Actually, the Vatican Press 1961 edition of the Office (= the "'62 version") includes the Pian Psalter, which was still an option.

You can't sing it. For private recitation, I actually don't mind it. I know that view is anathema among traditionalists, but I'm much more bothered by the illogic of having the first lesson of a gospel homily ask a question that doesn't get answered because the 1961 Breviary cuts the answer out.

-Dr. Lee Fratantuono

Sadie Vacantist said...

Fascinating to read the litigurus discussing the problems of the pre-Vatican II reforms of which Evelyn Waugh also complained in a letter to one of the Mitfords.

I found a British Pathé newsreel on the web from 1967 of Liverpool Cathedral's consecration attended by Cardinal Heenan.
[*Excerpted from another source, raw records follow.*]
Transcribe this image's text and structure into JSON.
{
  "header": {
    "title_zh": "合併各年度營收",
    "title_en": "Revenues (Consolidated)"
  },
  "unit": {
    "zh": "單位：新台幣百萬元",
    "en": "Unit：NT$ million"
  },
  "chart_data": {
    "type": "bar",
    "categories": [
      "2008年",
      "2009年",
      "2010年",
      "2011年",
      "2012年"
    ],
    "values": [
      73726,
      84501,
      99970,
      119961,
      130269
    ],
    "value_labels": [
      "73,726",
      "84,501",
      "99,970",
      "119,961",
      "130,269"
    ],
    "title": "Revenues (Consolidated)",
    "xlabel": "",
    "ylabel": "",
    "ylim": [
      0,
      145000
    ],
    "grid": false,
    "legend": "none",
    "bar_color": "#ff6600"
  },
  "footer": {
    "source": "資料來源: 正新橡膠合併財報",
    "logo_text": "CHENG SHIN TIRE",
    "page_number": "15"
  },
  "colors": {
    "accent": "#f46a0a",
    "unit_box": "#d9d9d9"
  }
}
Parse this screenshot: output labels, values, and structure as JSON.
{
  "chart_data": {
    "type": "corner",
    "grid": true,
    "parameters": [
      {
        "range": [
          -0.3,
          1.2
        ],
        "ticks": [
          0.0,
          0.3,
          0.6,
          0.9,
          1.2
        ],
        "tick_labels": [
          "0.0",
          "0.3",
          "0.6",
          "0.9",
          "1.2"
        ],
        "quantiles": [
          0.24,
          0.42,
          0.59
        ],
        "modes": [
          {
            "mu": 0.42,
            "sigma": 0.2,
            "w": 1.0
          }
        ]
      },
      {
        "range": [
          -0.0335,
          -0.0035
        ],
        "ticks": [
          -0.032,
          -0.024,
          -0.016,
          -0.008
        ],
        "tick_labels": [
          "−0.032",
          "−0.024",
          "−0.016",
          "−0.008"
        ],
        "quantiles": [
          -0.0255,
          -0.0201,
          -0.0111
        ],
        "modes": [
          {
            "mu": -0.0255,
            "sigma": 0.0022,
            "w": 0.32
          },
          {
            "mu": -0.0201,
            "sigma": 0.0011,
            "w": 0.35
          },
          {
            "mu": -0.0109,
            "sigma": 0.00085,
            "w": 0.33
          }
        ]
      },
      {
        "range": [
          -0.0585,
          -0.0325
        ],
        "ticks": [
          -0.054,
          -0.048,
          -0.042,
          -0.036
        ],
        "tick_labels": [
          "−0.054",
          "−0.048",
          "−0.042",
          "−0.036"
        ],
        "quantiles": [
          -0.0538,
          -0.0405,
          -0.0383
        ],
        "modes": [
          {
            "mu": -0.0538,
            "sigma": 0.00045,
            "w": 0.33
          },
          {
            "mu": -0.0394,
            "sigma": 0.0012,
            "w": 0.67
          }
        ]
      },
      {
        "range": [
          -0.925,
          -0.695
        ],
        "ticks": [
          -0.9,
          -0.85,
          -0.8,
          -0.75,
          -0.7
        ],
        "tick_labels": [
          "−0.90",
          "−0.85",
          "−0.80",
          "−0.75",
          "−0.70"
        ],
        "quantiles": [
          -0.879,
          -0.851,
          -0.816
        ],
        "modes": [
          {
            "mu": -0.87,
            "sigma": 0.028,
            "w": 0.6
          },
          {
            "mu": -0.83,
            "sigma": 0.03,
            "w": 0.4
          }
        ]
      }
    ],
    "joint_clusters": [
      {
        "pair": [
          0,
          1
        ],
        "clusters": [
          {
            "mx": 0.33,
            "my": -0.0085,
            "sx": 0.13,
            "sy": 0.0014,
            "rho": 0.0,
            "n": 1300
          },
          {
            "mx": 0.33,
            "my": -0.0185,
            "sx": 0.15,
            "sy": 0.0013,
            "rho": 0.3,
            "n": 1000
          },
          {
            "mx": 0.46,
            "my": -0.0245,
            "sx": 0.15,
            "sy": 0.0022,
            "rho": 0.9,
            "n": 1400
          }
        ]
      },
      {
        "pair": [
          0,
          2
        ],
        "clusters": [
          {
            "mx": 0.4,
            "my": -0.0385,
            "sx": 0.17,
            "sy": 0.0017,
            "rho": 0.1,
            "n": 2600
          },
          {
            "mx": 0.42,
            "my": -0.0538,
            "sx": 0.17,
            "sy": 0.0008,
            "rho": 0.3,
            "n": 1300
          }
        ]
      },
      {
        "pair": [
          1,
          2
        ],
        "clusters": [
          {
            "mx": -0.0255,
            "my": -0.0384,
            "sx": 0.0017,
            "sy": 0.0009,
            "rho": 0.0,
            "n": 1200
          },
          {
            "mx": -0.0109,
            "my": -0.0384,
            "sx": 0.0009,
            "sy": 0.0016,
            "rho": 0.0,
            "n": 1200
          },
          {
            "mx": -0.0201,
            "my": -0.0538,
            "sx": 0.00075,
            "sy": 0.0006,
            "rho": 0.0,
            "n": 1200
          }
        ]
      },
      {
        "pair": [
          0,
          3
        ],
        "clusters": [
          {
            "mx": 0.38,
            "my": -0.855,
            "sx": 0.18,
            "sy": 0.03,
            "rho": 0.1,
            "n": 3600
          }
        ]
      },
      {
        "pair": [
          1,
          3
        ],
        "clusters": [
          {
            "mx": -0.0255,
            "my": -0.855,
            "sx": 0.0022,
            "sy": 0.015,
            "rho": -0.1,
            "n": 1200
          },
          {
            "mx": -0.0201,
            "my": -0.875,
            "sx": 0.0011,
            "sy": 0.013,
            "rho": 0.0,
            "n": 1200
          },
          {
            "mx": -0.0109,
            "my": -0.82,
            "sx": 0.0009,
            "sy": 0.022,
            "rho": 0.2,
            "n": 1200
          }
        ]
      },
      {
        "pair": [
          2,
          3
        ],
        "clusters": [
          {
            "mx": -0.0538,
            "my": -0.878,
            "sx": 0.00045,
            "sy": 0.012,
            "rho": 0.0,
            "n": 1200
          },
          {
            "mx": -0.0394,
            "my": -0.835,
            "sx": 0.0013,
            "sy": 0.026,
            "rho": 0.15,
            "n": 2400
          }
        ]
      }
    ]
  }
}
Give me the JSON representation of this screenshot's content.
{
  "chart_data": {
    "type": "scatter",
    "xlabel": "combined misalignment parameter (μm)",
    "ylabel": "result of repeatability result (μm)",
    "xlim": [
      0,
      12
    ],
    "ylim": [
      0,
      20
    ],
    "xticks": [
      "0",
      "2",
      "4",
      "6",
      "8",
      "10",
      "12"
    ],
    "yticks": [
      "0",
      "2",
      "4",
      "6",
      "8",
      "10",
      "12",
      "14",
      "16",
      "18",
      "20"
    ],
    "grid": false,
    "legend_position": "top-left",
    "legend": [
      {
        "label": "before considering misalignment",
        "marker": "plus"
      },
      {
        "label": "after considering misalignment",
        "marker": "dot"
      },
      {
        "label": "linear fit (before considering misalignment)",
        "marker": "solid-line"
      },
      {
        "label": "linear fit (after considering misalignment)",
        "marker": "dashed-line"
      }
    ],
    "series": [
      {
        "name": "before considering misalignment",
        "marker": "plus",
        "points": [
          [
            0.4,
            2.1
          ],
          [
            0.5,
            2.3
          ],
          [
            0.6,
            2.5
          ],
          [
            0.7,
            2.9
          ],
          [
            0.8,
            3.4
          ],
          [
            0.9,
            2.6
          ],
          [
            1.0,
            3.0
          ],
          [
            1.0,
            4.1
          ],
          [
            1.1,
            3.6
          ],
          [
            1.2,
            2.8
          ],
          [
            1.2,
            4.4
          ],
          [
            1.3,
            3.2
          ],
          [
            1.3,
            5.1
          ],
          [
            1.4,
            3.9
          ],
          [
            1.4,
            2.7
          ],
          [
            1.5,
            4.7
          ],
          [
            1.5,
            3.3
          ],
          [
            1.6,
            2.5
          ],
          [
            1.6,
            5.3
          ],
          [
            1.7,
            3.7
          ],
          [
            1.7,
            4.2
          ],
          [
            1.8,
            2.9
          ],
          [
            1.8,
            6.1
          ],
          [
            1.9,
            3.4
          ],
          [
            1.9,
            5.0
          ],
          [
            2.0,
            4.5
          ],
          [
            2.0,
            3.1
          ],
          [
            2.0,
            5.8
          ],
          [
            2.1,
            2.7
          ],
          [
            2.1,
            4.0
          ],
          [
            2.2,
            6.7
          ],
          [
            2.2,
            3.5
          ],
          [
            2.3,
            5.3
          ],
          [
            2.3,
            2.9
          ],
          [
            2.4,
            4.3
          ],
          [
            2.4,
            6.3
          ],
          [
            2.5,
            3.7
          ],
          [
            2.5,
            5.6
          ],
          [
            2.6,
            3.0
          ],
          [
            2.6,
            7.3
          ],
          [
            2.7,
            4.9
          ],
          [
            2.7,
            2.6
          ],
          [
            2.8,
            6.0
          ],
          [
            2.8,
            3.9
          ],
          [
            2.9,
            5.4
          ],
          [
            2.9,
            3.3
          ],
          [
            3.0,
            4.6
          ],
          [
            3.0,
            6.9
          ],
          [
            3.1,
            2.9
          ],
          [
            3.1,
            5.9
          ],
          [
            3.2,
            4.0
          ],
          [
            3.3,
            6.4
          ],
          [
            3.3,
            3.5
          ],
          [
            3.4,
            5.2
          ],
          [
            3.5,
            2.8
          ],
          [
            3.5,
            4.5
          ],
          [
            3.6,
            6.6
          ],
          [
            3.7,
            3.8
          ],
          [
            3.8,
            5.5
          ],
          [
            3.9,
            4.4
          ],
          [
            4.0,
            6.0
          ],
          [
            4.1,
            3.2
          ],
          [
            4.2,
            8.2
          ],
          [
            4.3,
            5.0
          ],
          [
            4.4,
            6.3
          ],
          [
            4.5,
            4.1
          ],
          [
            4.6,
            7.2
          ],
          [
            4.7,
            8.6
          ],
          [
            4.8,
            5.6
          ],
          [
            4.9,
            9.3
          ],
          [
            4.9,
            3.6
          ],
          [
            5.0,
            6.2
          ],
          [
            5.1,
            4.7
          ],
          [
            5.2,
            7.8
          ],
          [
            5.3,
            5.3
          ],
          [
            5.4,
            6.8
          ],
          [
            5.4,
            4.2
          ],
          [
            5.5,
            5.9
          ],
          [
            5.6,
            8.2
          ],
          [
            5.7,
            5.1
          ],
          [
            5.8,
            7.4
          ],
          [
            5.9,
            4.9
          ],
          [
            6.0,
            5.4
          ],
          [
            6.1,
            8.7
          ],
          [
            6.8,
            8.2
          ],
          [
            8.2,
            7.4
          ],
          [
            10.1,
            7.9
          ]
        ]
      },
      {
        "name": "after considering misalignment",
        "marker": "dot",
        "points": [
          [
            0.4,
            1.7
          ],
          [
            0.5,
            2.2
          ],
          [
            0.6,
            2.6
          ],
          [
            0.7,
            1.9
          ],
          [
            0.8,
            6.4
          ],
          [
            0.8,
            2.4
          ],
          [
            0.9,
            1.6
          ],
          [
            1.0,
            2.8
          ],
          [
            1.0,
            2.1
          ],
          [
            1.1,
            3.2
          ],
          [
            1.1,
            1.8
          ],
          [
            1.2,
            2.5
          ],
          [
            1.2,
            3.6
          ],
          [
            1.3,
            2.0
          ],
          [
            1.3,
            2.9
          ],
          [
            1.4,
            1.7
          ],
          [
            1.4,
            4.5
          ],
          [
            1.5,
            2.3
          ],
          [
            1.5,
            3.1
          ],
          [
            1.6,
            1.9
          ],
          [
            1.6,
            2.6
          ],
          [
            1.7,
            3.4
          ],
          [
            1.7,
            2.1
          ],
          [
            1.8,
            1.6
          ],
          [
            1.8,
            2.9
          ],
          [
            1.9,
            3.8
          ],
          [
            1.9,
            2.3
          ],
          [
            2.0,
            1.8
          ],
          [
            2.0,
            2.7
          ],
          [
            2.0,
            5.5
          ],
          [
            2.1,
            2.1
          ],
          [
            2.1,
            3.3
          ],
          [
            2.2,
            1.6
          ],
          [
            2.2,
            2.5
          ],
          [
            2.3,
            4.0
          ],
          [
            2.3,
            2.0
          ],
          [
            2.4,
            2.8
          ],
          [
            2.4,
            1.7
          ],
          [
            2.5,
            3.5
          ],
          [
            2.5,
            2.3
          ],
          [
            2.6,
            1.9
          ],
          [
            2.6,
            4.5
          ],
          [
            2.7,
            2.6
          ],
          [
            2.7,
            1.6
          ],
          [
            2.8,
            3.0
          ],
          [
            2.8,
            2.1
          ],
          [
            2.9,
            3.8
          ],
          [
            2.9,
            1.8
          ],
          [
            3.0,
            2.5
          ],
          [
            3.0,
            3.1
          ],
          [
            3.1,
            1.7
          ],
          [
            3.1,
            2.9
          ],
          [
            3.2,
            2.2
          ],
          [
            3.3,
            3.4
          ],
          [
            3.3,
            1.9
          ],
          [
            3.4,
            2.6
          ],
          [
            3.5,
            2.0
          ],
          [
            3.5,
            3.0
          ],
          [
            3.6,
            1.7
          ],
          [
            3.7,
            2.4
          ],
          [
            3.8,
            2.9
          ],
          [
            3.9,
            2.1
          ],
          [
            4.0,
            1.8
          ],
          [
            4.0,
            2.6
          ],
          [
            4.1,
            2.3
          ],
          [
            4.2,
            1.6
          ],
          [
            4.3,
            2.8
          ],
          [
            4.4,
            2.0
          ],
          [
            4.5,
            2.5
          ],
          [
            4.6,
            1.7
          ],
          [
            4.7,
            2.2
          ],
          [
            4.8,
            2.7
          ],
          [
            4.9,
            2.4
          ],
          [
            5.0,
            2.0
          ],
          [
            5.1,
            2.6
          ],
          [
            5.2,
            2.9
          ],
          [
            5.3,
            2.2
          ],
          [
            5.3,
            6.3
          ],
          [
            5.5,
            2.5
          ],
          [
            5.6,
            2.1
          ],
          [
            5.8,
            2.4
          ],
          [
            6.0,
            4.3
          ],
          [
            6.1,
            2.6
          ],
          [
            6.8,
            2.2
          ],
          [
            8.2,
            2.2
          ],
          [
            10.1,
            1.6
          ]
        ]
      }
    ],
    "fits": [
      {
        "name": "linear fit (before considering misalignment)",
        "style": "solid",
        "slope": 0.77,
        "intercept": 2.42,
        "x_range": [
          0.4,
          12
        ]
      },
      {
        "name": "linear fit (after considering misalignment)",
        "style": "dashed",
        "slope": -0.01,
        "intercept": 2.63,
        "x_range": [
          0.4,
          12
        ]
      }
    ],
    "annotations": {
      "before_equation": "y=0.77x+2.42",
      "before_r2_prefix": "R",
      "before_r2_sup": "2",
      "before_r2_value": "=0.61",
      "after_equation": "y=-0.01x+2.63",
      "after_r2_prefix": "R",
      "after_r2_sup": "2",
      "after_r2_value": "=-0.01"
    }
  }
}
Parading around in a cappa magna (ironically?) for the purposes of what looked like a gruesome ceremony, it's easy to forget that he commissioned the dump.

The problems, as our experts observe, began well before 1962. It's no wonder that Waugh grew disenchanted with the "duplicitous" Dr. Heenan.

rick allen said...

Joshua, thanks.

I only know the New Vulgate from its use in the Novem Testamentum Graece et Latine. From the critical apparatus it appears that its New Testament varies only slightly from earlier versions of the Vulgate, that it is a minor revision rather than a new translation.

The repetition of the phrase "magis quam custodes auroram" seems a good example of a change which, if less smooth, is areguably more transparent to the original:

נַפְשִׁי לַאדֹנָי-- מִשֹּׁמְרִים לַבֹּקֶר, שֹׁמְרִים לַבֹּקֶר.

voltape said...

Well, I am a 77-year old married layman. I have been praying the office for 50 years at least. My first encounter with the psalter was the Versio Piana. Only after years of using it I found out there existed the venerable Gallican. In 1972 I was subcantor at the Cathedral of Lima, Peru and I chanted the office with the Canons, always the Piana. When I run into Gallican I was disilusioned. I found it insipid, clumsy, unintelligible. Except for maybe Miserere or Ps. 90 with its demonio meridiano, I cannot use other psalter. Some years ago I turned to the Liturgy of the Hours, but the Nova Vulgata seemed to me the Gallican patched here and there with Piana. I am sorry but for me, tradition is Piana. I can certainly sing it. We used at the Seminarium and at the Cathedral the Liber Usuales by the Solesmes Monks and it uses Piana all the time, which is perfectly singable.

Adrian F Sunman said...

Today I picked up two volumes of a 1951 Breviary from a bookseller who sells books for charitable aims. Whilst the volumes themselves were in better condition than I expected, they did - as I expected - contain the 'Pian' rather than the Vulgate Psalter. Having compared the two translations, it is clear that the Vulgate is superior. Pian isn't too bad so long as ones sticks to reading the Latin text and doesn't try to translate it into English when its deficiencies become apparent.